Conflicting reports from the Egyptian-Palestinian negotiations in Cairo: The Israeli news site Mako-News10 reported Saturday evening that the factions comprising the Palestinian cease-fire negotiating team — the Palestinian Authority, Hamas and Islamic Jihad — had made some significant concessions on their demands for renewing the Gaza cease-fire. They agreed to permit Mahmoud Abbas’s Palestinian Authority forces take over the Gaza side of the Rafah crossing from Gaza into Egypt, something Hamas had flatly opposed until now. And they agreed to defer to a later date discussion of the Hamas demand for a seaport in Gaza. The report is based on a “Palestinian source close to the negotiations” who was quoted by Agence France Presse.
On the other hand, the Jerusalem Post reported early Sunday morning local time that the Palestinian negotiators were preparing to leave Cairo and would not negotiate further unless Israel agreed to return to the talks. Israel has insisted it won’t return to the talks unless rocket fire from Gaza is halted.
The Post’s full account doesn’t quite match its headline and lead. The threat to quit Cairo turns out to be Hamas’s chief negotiator, Cairo-based deputy political secretary Moussa Abu Marzouk, saying that the three Palestinian factions would make their decision after consulting with each other on Sunday morning. Several Hamas officials, some in Cairo, some not, are quoted as threatening to leave Cairo and resume full-scale attacks on Israel unless their demands are met. Also quoted is the chairman of the joint Palestinian delegation, Fatah official Azzam al-Ahmed, who said flatly on Friday that the Palestinians would not leave Cairo until an agreement is reached. At the very end the Post story reports the factions’ concessions on Rafah and the seaport.
In Jerusalem, meanwhile, Israeli justice minister Tzipi Livni on Friday gave Prime Minister Netanyahu a draft of a proposal she plans to submit to the security cabinet this coming week to end the conflict in Gaza and resume peace talks with the Palestinian Authority. (Details at News1 in Hebrew and Jerusalem Post in English.)

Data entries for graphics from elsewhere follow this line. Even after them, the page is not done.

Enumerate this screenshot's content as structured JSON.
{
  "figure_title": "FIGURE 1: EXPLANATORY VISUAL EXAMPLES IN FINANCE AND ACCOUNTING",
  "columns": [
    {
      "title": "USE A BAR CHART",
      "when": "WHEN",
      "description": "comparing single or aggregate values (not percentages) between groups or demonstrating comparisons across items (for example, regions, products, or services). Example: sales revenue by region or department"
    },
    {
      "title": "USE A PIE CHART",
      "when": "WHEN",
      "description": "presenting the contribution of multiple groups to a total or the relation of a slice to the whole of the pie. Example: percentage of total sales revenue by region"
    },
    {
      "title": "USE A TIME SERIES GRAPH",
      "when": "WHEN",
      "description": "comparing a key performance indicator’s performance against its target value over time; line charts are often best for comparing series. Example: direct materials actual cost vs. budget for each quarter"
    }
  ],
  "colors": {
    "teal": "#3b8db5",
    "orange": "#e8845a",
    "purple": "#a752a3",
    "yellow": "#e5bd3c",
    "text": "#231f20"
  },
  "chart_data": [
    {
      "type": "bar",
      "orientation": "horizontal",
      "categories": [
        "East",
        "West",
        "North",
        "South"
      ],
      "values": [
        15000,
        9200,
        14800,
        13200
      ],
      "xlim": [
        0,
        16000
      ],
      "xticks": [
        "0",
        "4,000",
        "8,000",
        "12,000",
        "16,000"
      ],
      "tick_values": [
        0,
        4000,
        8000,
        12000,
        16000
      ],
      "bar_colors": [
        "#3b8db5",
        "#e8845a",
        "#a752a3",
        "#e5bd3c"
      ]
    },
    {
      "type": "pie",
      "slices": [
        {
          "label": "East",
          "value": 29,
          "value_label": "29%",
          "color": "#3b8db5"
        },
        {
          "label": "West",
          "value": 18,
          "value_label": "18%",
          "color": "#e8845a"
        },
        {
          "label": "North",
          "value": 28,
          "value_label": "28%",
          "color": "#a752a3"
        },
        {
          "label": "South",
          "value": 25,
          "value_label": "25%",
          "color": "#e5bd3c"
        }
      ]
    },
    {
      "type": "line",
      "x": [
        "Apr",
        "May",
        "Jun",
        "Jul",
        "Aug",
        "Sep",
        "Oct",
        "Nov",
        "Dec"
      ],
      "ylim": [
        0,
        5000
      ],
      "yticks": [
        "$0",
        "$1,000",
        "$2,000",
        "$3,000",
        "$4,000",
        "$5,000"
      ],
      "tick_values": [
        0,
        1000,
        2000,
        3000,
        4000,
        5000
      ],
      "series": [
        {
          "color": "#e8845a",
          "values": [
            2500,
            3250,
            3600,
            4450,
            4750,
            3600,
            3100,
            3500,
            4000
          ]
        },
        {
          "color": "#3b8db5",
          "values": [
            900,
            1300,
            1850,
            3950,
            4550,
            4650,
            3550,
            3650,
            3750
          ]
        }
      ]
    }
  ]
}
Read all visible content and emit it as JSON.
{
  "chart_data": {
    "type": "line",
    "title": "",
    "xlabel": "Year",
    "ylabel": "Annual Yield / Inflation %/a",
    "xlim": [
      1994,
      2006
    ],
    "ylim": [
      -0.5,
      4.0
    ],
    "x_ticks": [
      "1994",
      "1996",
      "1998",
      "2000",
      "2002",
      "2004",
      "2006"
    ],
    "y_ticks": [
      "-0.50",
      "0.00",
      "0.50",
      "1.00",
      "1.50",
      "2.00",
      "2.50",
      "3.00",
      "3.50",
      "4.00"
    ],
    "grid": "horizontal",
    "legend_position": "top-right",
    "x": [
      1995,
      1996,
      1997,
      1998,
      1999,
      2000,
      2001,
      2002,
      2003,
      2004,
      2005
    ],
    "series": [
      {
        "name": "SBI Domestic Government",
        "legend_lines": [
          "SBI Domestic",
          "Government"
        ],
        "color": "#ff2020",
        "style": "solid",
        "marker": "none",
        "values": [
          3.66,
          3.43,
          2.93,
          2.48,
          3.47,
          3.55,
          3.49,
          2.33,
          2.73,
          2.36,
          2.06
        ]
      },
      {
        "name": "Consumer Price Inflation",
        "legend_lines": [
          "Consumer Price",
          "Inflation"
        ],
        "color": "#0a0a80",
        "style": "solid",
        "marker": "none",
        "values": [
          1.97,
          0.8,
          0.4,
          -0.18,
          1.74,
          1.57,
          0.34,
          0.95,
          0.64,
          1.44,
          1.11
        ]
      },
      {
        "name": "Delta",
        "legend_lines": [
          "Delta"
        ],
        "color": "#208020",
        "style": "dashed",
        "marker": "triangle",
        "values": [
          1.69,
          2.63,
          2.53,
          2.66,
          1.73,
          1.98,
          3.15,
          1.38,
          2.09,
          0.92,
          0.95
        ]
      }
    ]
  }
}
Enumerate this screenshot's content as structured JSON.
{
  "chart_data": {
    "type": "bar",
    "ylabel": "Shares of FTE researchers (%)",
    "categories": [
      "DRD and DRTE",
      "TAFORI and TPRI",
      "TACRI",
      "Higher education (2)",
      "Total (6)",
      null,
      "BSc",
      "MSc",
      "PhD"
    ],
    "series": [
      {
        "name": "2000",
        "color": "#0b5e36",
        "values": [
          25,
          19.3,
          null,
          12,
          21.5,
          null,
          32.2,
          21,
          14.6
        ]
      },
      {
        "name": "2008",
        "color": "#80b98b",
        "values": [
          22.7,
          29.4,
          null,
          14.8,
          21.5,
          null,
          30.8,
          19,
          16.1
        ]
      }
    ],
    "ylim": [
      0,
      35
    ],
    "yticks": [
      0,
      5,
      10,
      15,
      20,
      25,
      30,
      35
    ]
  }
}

The plan, first reported by political commentator Sima Kadmon in Friday’s Yediot Ahronot weekend supplement (print only), includes a staged series of confidence-building steps, beginning with humanitarian relief to Gaza residents, followed by reconstruction, establishment of full Palestinian Authority control over Gaza and finally a resumption of diplomatic peace negotiations between Israel and the Palestinian Authority. Kadmon reported that Netanyahu neither accepted nor rejected the plan when Livni first described it to him earlier in the week.
Livni’s plan would likely threaten Netanyahu’s coalition. Right-wing members reject a diplomatic agreement with the Palestinian Authority and are pushing for Israel to topple Hamas and take over Gaza itself.
Here’s how the Jerusalem Post described the Livni plan’s main elements:
The multi-stage plan proposed by Livni includes a number of parameters, including a cessation of hostilities along the Gaza frontier; immediate and massive humanitarian assistance for the reconstruction of the Gaza Strip; steps that would seek to address both Israeli security needs as well as Palestinian economic interests in Gaza; recognition of the Palestinian Authority as the sovereign ruler of Gaza while insisting that all Palestinian factions yield to its rule; establishing a PA-run mechanism that would ensure continued international assistance earmarked for civilian needs in Gaza; opening of Gaza crossings with the proper safeguards and inspection apparatus to ensure that no materials that could be used for producing armaments are permitted into the territory; and the resumption of diplomatic negotiations with PA President Mahmoud Abbas.
Israel has refused to return to the negotiations unless rocket fire from Gaza into Israel was halted. The rocket fire ceased when last week’s 72-hour cease-fire commenced Tuesday morning at 8 a.m., but resumed when the cease-fire ran out Friday morning. The Palestinian negotiators had refused to renew the truce for another 72 hours unless their demands were met, including open borders, a seaport, an airport, release of security prisoners and access for Gaza residents to the Al Aqsa mosque in Jerusalem.